Note: This question mutated a bit as people answered and forced me to "raise the stakes", as my trivial examples had trivial simplifications; rather than continue to mutate it here, I will repose the question when I have it clearer in my head, as per Alex's suggestion.
Python generators are a thing of beauty, but how can I easily break one down into modules (structured programming)? I effectively want PEP 380, or at least something comparable in syntax burden, but in existing Python (e.g. 2.6)

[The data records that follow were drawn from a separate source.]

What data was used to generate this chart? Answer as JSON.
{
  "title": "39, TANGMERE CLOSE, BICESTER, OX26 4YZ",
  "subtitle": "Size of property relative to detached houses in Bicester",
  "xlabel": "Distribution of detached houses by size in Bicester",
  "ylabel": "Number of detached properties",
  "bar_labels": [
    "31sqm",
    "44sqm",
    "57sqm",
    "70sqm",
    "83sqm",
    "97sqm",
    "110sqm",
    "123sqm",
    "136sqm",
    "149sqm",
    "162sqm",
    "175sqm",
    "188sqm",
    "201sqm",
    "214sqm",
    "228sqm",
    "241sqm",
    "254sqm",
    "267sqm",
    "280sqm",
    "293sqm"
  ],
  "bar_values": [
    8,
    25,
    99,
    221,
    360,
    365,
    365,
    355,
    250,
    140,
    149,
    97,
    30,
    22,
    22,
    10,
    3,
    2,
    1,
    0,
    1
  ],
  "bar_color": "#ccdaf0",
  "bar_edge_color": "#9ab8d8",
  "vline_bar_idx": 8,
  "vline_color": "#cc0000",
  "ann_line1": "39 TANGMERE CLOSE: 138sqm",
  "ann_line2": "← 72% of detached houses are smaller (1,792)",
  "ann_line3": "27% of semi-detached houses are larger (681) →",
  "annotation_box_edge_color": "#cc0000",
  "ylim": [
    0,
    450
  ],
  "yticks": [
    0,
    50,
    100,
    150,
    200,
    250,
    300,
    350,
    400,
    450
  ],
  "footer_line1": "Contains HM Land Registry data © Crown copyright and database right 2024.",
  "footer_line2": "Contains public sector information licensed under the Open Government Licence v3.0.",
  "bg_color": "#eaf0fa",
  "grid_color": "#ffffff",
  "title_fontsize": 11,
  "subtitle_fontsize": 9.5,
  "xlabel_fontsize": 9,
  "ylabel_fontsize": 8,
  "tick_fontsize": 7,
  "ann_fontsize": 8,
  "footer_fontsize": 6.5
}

As an (admittedly stupid) example, take the following:
def sillyGenerator():
for i in xrange(10):
yield i*i
for i in xrange(12):
yield i*i
for i in xrange(8):
yield i*i
Being an ardent believer in DRY, I spot the repeated pattern here and factor it out into a method:
def quadraticRange(n):
for i in xrange(n)
yield i*i
def sillyGenerator():
quadraticRange(10)
quadraticRange(12)
quadraticRange(8)
...which of course doesn't work. The parent must call the new function in a loop, yielding the results:
def sillyGenerator():
for i in quadraticRange(10):
yield i
for i in quadraticRange(12):
yield i
for i in quadraticRange(8):
yield i
...which is even longer than before!
If I want to push part of a generator into a function, I always need this rather verbose, two-line wrapper to call it. It gets worse if I want to support send():
def sillyGeneratorRevisited():
g = subgenerator()
v = None
try:
while True:
v = yield g.send(v)
catch StopIteration:
pass
if v < 4:
# ...
else:
# ...
And that's not taking into account passing in exceptions. The same boilerplate every time! Yet one cannot apply DRY and factor this identical code into a function, because...you'd need the boilerplate to call it! What I want is something like:
def sillyGenerator():
yield from quadraticRange(10)
yield from quadraticRange(12)
yield from quadraticRange(8)
def sillyGeneratorRevisited():
v = yield from subgenerator()
if v < 4:
# ...
else:
# ...
Does anyone have a solution to this problem? I have a first-pass attempt, but I'd like to know what others have come up with. Ultimately, any solution will have to tackle examples where the main generator performs complex logic based on the result of data sent into the generator, and potentially makes a very large number of calls to sub-generators: my use-case is generators used to implement long-running, complex state machines.